- Why can’t I use Java/C etc for data analysis?
- Key Aspects of Data Analysis vis-a-vis R Language
- Why R fundamentally?
- Advantages & Disadvantages of R
Why can’t I use Java/C etc for data analysis?
I have worked a lot with Java/C/PHP/C++ etc in my career. From whatever I have known about R by now, I could confidently say that I am thankful that we have R language. This is because last thing I would want to do with data analysis is to first write programs and then do data analysis using these programs. What a mess it will be! What a motivation killer it will be! This is because I need to achieve minimum of following very quickly when I am analyzing data:
- Cleanup the data
- Transform the data in different formats as part of analysis and access the same
- Create visualization charts for different transformations
- Model the data.
To do all of the above, as I imagine, I see myself running away from writing programs and changing it for small modifications in order to do efficient and effective data analysis. Ideally, if I could get a console where I could use one or more commands to achieve above objectives, it would be so easy and fast. This is where R comes very handy. With few commands, you could access the data, do data clean-up, visualize and model the data very easily.
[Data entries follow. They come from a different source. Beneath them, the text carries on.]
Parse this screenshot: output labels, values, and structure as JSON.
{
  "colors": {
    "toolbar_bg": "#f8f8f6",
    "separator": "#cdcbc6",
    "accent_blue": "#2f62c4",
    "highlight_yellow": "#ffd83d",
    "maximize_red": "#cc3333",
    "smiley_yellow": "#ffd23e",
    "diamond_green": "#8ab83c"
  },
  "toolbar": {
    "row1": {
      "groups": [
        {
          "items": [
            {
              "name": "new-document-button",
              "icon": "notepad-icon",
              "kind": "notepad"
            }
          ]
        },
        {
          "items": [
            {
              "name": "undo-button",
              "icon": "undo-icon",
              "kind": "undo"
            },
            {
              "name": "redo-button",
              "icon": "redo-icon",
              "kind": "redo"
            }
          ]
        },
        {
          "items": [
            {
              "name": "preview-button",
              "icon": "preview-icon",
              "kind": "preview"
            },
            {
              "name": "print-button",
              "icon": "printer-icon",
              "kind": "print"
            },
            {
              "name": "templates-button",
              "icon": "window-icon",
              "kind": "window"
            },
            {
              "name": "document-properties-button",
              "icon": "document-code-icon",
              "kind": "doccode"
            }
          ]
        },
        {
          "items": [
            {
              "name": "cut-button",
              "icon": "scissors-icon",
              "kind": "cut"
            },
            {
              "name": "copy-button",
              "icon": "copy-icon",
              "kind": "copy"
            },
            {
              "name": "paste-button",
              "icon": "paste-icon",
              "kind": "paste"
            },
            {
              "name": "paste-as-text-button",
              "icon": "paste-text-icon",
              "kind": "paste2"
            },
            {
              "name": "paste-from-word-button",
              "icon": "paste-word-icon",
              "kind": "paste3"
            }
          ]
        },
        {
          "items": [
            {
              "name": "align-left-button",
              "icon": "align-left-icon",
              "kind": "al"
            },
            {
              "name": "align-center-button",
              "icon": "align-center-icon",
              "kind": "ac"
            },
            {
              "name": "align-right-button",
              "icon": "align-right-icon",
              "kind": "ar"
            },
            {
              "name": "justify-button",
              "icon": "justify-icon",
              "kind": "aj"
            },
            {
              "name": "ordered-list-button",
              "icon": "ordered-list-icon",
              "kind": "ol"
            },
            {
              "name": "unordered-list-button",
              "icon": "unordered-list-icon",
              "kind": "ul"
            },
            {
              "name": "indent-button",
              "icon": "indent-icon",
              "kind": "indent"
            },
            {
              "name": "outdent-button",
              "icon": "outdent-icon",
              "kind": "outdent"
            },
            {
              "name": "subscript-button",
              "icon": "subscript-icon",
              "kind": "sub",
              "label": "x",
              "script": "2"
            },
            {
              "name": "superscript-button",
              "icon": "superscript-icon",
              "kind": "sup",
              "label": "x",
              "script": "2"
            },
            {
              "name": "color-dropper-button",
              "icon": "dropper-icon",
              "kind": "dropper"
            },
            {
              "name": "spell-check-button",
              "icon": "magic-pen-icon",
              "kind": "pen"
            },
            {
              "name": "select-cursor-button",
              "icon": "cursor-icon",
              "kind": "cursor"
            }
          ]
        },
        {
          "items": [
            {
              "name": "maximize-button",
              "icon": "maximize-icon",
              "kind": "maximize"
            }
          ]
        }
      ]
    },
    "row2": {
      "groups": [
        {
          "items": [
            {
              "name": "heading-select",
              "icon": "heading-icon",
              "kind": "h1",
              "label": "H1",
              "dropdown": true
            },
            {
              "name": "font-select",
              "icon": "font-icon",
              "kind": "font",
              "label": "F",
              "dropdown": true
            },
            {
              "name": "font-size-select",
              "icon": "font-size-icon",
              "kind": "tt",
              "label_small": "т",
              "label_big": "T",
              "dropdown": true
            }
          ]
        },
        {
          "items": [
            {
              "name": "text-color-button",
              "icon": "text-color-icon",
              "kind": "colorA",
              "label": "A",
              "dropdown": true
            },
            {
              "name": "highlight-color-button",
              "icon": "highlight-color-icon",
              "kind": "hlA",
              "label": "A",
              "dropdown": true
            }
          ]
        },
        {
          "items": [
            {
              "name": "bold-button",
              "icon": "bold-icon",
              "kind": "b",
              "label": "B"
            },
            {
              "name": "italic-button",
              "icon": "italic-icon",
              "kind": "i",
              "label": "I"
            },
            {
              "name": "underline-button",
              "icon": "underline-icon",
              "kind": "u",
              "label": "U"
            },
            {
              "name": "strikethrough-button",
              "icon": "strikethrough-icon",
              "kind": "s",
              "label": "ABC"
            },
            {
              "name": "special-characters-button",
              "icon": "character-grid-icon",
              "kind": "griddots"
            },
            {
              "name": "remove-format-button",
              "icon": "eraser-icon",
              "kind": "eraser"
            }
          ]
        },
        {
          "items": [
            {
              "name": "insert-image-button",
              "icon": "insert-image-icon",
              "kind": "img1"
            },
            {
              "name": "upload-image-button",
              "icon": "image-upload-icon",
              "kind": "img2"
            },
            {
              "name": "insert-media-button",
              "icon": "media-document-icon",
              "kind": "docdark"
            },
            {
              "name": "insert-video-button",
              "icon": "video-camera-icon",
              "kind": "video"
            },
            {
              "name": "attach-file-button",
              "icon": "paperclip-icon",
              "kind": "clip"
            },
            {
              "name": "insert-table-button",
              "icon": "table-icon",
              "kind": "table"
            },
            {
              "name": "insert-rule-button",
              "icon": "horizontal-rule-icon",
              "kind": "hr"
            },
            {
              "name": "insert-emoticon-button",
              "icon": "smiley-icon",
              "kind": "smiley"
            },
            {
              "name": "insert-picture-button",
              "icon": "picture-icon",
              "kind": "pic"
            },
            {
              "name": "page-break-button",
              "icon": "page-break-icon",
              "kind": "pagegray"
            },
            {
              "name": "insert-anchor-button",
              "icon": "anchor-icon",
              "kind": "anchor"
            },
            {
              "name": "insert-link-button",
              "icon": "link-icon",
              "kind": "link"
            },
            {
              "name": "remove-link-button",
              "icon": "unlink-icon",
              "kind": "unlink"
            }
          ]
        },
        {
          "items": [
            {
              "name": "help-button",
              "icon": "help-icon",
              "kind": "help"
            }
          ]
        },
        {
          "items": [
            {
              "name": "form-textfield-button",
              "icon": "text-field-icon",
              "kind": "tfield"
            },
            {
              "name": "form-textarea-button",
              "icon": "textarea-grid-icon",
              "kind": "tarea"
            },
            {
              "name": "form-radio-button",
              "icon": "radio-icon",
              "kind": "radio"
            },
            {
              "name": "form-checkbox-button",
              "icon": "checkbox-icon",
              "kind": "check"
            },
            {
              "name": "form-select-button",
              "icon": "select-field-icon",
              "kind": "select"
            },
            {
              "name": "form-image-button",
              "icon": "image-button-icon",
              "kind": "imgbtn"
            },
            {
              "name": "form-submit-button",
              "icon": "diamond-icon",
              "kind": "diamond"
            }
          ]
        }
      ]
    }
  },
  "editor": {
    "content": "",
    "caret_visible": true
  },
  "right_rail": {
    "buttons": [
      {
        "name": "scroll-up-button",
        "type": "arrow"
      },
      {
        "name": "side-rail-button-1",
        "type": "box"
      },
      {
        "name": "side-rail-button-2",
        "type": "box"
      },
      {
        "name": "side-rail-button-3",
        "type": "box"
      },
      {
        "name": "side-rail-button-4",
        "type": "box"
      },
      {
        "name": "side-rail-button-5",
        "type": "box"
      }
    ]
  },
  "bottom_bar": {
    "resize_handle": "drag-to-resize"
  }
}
Key Aspects of Data Analysis vis-a-vis R Language
Following are some of the key aspects/phases of data analysis which need to performed in order to find out actionable knowledge or insight from data.
- Data access
- Data cleaning/wrangling
- Data transformation
- Data visualizations
- Data modeling
Most of the above aspects include the application of mathematics and statistical knowledge along with machine learning algorithms. And, what is needed is a programming language or a platform which achieves the above objectives along with fulfilling the need of becoming a platform suited for statistics. R fits in very well.
Why R Fundamentally?
I was seeing a Stanford seminar on Data analysis with R where following was represented as key aspect of solving a data analysis problem and how R fits in:
- Thinking about the problem
- Coding the solution
- Computer running the solution
When doing the data analysis, lot of time is spent on thinking about the problem. So, with data analysis, what is needed is a programming language or a platform which helps in thinking about or expressing the problem and quickly come up with solution. This is where R fits in very well. Once the solution is identified, one can than use programming languages such as C or Java or Python to code and achieve some of the requirements related with performance & scalability.
Advantages & Disadvantages of R
Following are some of the disadvantages of R language:
- It has a steeper learning curve. After spending some time with R, I could say that if you are not one of those with virtue of patience, be sure to see you run away or get frustated after doing it for a short while.
- Some say that it is slower than programming language such as C or for that matter, Java etc. But who cares as what is needed is a language that aid in data analysis and that is it, and R does it very well.
- Other aspect is that entire data has to fit in memory for you to work with data. If you are working on your laptop, you could only work with limited data. However, as we talk about Big Data, it is expected that you have system with higher configuration for RAM etc.
Following are some of the advantages of R:
- It is open-source and free.
- It has large community support
- It runs on multiple platforms such as Unix, Win
- If you need some functionality which is not present as a package, you could build it yourself.
- Supports visualizations